Sunday, March 31, 2013

Mapping a Campaign

Mapping a Campaign
In a previous post, "Acts of Faith," I mentioned that I like to write about my characters. The example there was a short story meant to capture some of the personality of a character, as well as to explain why he would have the Enemy fortune. I also tend to take detailed notes about adventures, tracking important encounters and recording details that might become important in the future. For characters from longer campaigns, I have pages of notes to chronicle events, and refer back to them when needed.

In a similar vein, in the Interlude "The Refitting" I mentioned that a source of considerable outside-of-play activity was customizing the deck plans for the party's ship(s). This helped to create a sense of investment, and provided a clear mental image of such an important location. Thinking about these elements, it occurred to me recently that, in a pirate-themed campaign, it would also be fun and even useful if somebody used a map to keep track of the party's movements. This notion is inspired in part by the film Raiders of the Lost Ark, in which the hero's travels are represented between scenes spanning the United States, Nepal and Egypt.

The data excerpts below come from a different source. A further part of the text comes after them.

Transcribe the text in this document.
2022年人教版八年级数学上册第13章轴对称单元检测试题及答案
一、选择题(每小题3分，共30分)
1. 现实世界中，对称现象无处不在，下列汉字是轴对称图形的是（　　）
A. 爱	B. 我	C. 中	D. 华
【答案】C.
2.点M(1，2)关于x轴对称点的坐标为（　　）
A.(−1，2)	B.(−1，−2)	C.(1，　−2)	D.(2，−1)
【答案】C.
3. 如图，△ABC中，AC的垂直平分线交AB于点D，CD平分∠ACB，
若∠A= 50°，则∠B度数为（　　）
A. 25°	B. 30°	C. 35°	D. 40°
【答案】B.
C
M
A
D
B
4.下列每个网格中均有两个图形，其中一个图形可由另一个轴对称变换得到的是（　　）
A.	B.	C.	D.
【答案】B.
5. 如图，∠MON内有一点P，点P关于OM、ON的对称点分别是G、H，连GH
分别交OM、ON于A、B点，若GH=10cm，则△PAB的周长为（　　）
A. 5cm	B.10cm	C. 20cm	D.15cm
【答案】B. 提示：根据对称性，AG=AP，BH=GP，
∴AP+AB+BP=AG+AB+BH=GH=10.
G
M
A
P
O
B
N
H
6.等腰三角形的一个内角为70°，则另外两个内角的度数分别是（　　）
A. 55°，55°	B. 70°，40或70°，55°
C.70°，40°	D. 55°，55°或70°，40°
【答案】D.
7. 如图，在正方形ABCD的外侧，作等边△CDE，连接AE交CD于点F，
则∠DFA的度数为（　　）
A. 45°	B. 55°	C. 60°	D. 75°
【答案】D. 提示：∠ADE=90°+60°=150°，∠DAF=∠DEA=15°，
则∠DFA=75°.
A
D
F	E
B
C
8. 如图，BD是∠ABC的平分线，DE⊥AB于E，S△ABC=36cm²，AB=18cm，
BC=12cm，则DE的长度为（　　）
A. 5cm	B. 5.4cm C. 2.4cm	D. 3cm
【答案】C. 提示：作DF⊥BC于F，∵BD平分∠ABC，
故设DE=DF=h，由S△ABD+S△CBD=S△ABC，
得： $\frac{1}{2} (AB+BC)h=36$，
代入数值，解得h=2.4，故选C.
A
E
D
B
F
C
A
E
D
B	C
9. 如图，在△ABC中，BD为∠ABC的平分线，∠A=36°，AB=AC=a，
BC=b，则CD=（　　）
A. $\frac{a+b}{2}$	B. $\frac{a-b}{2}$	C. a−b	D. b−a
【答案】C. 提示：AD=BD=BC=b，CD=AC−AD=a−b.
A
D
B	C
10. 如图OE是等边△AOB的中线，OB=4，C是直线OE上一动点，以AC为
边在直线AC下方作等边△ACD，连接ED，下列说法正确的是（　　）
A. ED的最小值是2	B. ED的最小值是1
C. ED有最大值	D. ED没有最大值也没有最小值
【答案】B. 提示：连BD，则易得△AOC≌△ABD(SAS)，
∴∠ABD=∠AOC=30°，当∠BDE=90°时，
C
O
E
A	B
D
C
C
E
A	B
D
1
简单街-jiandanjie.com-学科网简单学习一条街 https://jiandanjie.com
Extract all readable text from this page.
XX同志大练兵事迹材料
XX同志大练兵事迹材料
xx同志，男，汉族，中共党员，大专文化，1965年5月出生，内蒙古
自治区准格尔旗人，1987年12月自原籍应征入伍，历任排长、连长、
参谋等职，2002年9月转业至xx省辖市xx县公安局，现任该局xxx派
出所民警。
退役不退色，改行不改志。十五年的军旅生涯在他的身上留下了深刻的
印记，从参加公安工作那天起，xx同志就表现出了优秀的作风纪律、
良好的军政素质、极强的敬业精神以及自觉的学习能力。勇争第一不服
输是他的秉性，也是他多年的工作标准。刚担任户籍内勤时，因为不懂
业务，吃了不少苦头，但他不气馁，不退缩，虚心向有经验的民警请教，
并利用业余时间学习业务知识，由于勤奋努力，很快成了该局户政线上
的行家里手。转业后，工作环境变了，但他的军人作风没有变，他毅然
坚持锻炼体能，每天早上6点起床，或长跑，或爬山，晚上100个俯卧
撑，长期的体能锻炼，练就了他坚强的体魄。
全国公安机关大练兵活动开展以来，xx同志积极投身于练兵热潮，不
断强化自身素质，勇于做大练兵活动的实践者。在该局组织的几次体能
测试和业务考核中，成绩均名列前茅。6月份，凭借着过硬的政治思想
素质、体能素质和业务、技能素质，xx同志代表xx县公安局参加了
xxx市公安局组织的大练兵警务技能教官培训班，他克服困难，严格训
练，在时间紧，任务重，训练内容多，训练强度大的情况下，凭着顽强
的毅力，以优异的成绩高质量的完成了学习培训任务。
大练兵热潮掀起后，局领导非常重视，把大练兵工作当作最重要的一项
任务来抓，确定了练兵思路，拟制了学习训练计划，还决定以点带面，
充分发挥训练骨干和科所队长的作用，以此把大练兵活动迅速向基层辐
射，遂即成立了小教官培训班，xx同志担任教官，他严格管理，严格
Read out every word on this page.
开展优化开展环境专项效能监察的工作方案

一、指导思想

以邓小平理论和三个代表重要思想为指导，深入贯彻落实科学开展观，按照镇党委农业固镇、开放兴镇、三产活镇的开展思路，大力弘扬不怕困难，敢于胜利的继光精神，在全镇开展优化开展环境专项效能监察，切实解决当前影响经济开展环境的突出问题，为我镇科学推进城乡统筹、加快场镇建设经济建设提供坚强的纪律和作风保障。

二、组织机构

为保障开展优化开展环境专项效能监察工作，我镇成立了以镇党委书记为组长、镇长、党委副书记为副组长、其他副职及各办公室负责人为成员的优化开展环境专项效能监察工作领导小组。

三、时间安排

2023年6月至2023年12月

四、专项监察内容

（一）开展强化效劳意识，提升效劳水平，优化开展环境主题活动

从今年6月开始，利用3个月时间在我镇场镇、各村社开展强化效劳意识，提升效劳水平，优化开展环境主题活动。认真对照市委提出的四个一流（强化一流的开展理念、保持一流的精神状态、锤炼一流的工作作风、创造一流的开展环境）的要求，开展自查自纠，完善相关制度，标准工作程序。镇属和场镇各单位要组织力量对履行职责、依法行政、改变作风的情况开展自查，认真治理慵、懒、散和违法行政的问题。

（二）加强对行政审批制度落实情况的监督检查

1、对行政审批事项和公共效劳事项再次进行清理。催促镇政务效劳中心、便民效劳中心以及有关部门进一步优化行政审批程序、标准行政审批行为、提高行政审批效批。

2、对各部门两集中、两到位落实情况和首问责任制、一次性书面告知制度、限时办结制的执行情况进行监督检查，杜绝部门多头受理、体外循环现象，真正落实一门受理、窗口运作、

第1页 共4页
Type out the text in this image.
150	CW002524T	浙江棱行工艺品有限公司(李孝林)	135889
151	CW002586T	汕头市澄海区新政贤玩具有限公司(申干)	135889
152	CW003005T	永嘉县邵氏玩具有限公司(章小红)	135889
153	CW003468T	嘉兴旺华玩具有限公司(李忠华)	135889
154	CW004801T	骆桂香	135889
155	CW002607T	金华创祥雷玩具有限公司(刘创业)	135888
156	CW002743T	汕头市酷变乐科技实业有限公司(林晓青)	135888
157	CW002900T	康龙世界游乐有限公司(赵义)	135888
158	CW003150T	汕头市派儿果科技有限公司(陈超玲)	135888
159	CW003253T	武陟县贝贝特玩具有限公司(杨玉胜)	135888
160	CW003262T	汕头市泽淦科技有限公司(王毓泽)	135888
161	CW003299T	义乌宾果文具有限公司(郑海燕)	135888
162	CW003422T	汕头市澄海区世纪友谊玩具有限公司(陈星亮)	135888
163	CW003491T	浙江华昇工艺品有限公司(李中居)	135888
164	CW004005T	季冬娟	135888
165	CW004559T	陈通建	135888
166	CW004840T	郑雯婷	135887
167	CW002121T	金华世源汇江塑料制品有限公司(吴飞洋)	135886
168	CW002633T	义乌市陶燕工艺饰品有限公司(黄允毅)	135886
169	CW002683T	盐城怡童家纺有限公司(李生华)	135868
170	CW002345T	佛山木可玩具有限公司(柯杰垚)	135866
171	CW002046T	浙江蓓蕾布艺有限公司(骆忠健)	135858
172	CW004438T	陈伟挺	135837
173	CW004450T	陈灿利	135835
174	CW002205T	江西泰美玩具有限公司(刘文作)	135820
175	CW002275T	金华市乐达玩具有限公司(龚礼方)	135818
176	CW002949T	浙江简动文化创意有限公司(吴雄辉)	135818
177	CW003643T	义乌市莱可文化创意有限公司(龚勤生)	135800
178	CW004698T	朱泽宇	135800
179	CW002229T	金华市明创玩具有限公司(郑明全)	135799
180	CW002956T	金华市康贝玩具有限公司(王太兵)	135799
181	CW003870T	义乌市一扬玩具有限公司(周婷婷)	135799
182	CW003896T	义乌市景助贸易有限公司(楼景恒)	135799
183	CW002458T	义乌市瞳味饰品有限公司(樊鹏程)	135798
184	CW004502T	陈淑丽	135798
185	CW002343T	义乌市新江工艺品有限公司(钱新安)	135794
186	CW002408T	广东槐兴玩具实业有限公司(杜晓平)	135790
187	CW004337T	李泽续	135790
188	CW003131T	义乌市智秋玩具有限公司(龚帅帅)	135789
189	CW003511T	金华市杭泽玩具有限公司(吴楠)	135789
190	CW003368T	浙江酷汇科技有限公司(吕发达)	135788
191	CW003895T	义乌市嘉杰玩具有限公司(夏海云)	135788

Consider, for example, the adventures presented in the Come Hell and High Water campaign. During the second one, "Reprisal," the PC's have a chance to acquire a small pirate sloop, the Oppotunity. After that, "Out of the Darkness" takes the party to a plantation on Hispaniola and thence, in all likelihood, back to Jamaica. Tracking these movements on a map would look something like this.

There are plenty of good maps available online for use. Some are simple and plain, like the one taken above from . Others are fancier, but just about any will do the trick. The players could even make a fancier prop by soaking printer paper in tea or coffee, letting it dry, and then printing an antique-looking map on it.

Using a map in this way provides a number of benefits. One is that it helps give the players a more solid mental picture of the places their characters have visited and how they fit together into the world of the campaign. Another is that it can help the GM keep track of the time needed to cover such distances; this is especially the case if one is enforcing rules regarding provisioning and the like. Finally, of course, it helps create a record of the adventures for years to come.